My Dad passed away before Barack Obama really came on to the horizon as a Presidential candidate. So I’m not sure if he would have supported Hillary or Obama in the primaries (he was a Democrat, even though we lived in Orange County). But regardless, I’m sure he would have been pleased with the outcome of the election and the thought of history being made with America’s first black President.
Why am I telling you all this?
I’m just setting the stage to reveal that what would have excited my Dad the most, despite his intense political enthusiasm: the fact that the designer of the First Lady’s Inaugural Ball dress was from Taiwan. Even though I imagine my Dad would have cared less about First Lady Fashion or even the Ball itself, he would have been beaming with pride once he heard the news that a Taiwanese-born man designed the dress! The long white gown was made especially for the first lady and made of ivory silk chiffon, embellished with organza and Swarovski crystal rhinestones and silver thread embroidery. This isn’t the first time Michelle Obama has worn Jason Wu; she wore his #17 from his Spring 2009 collection for her interview with Barbara Walters last year.
Whenever it came to anything — and I mean ANYTHING — that reflected back positively towards Taiwan, my Dad would get excited and proud. And so when I heard that the designer of Michelle Obama’s white inaugural ball gown was Taiwan-born Jason Wu, I had to do what my Dad would have done: search the web for anything about this man who has brought “pride and honor” to Taiwan.
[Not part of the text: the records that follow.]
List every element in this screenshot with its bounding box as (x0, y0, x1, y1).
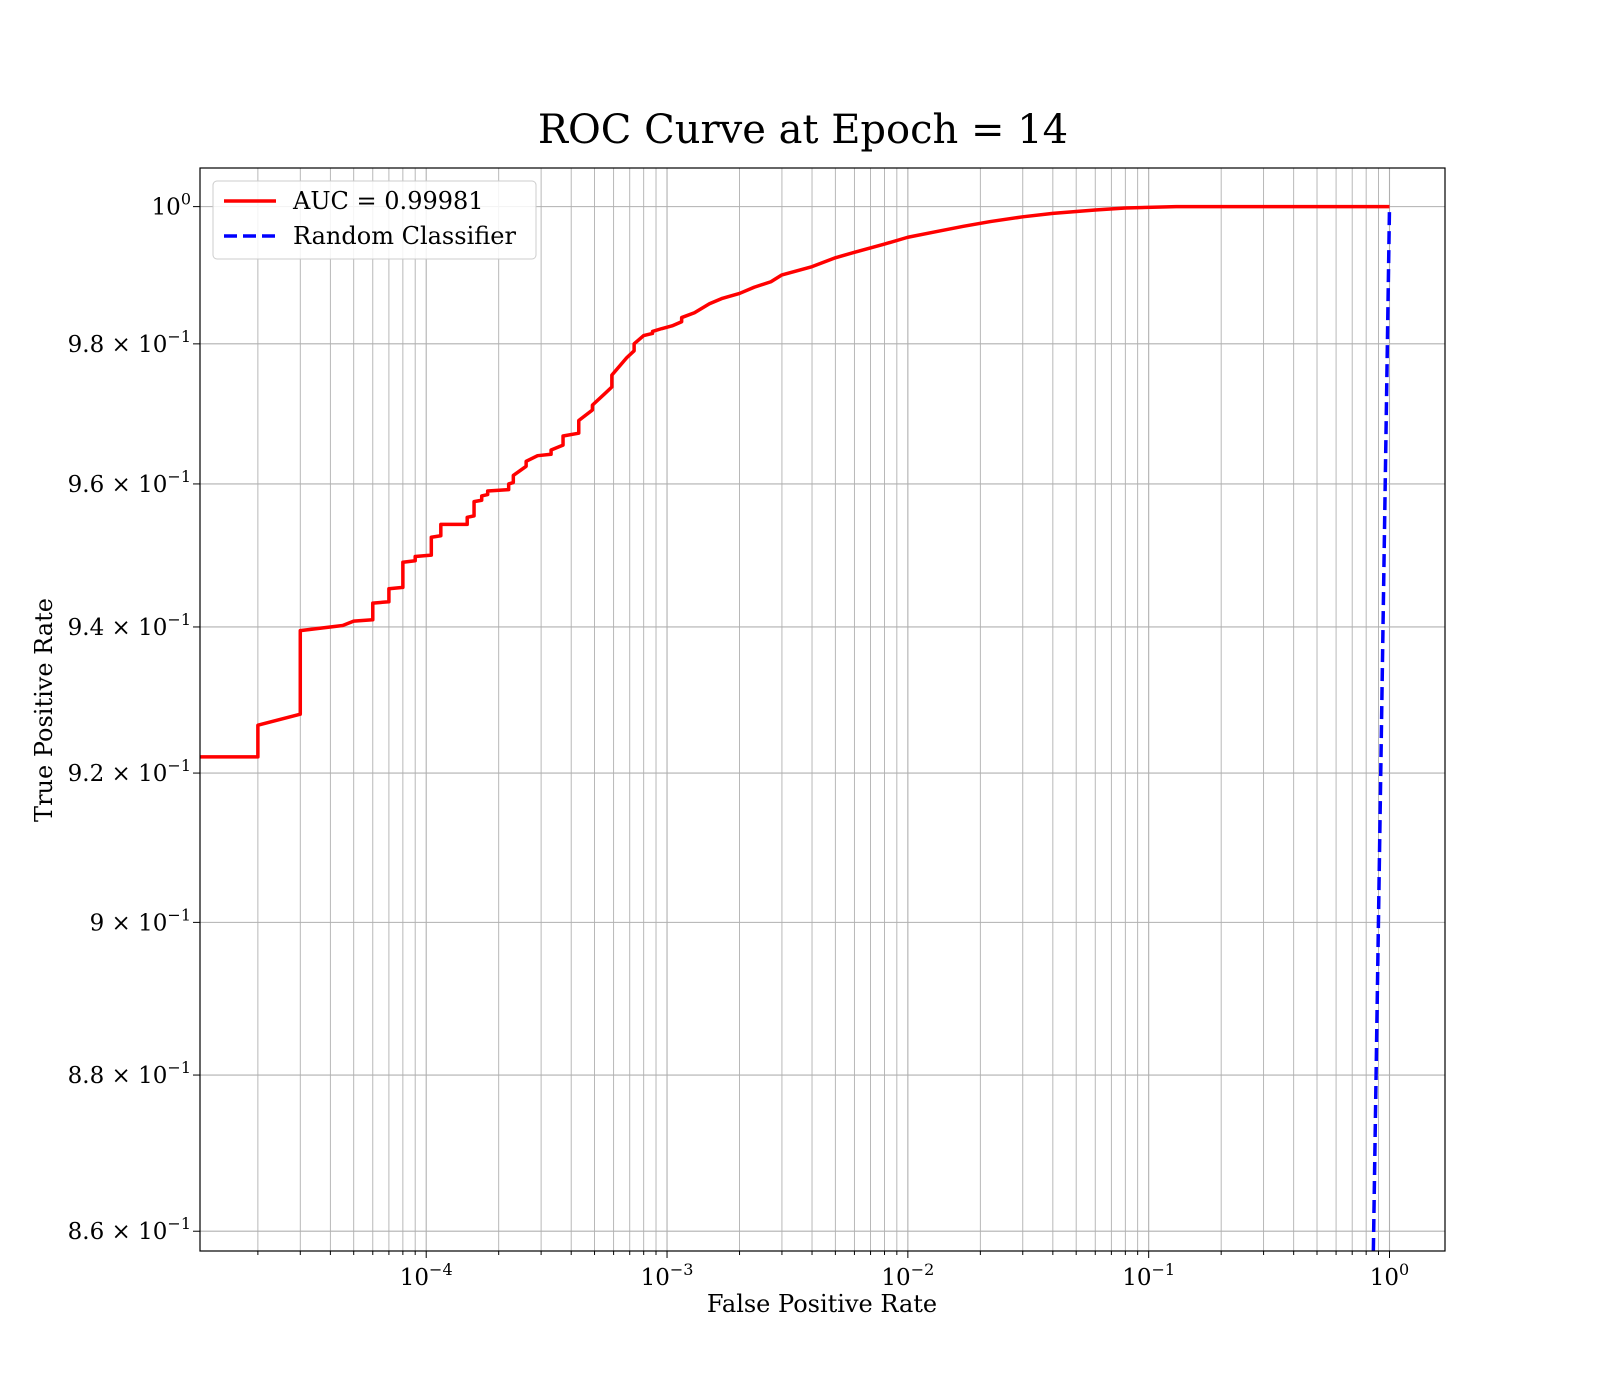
chart-title: ROC Curve at Epoch = 14 (538, 107, 1068, 153)
y-tick-label: 9 × 10−1 (90, 905, 191, 936)
y-tick-label: 9.6 × 10−1 (68, 467, 191, 498)
legend: AUC = 0.99981 Random Classifier (212, 180, 537, 260)
y-tick-label: 9.8 × 10−1 (68, 327, 191, 358)
x-tick-label: 10−2 (881, 1260, 934, 1291)
y-tick-label: 9.2 × 10−1 (68, 756, 191, 787)
x-axis-ticks: 10−4 10−3 10−2 10−1 100 (257, 1251, 1409, 1291)
plot-frame (199, 167, 1446, 1252)
legend-label-random: Random Classifier (293, 222, 516, 250)
random-classifier-line (1371, 206, 1392, 1252)
y-tick-label: 8.6 × 10−1 (68, 1214, 191, 1245)
y-axis-ticks: 8.6 × 10−1 8.8 × 10−1 9 × 10−1 9.2 × 10−1 9.… (68, 190, 200, 1245)
y-axis-label: True Positive Rate (30, 598, 58, 822)
x-tick-label: 10−4 (400, 1260, 453, 1291)
x-tick-label: 100 (1370, 1260, 1409, 1291)
legend-box (212, 180, 537, 260)
y-tick-label: 9.4 × 10−1 (68, 610, 191, 641)
x-tick-label: 10−1 (1122, 1260, 1175, 1291)
grid (200, 168, 1445, 1251)
y-tick-label: 100 (152, 190, 191, 221)
legend-label-auc: AUC = 0.99981 (292, 187, 484, 215)
plot-series (200, 204, 1392, 1252)
x-tick-label: 10−3 (641, 1260, 694, 1291)
y-tick-label: 8.8 × 10−1 (68, 1058, 191, 1089)
x-axis-label: False Positive Rate (707, 1290, 937, 1318)
roc-curve-line (200, 204, 1390, 759)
Jason Wu, 26, is an up-and-coming (has he made it now?!) designer who was born and raised in Taipei. According to his FashionRoyalty site — a line of “high fashion collectible dolls” — Wu has traveled the world from early on in life. He spent a portion of his life living and studying in Canada, France and different parts of the United States before establishing himself in New York City where he attended the prestigious Parsons School of Design.
Blah, blah, blah. All my Dad would have cared about was “TAIPEI” and “TAIWAN” and he would’ve talked about this for days. Sigh… I miss my Dad. Regardless, thanks Jason Wu for bringing “pride and honor” to Taiwanese-American people everywhere. And if not everywhere, then just in the room I’m sitting in.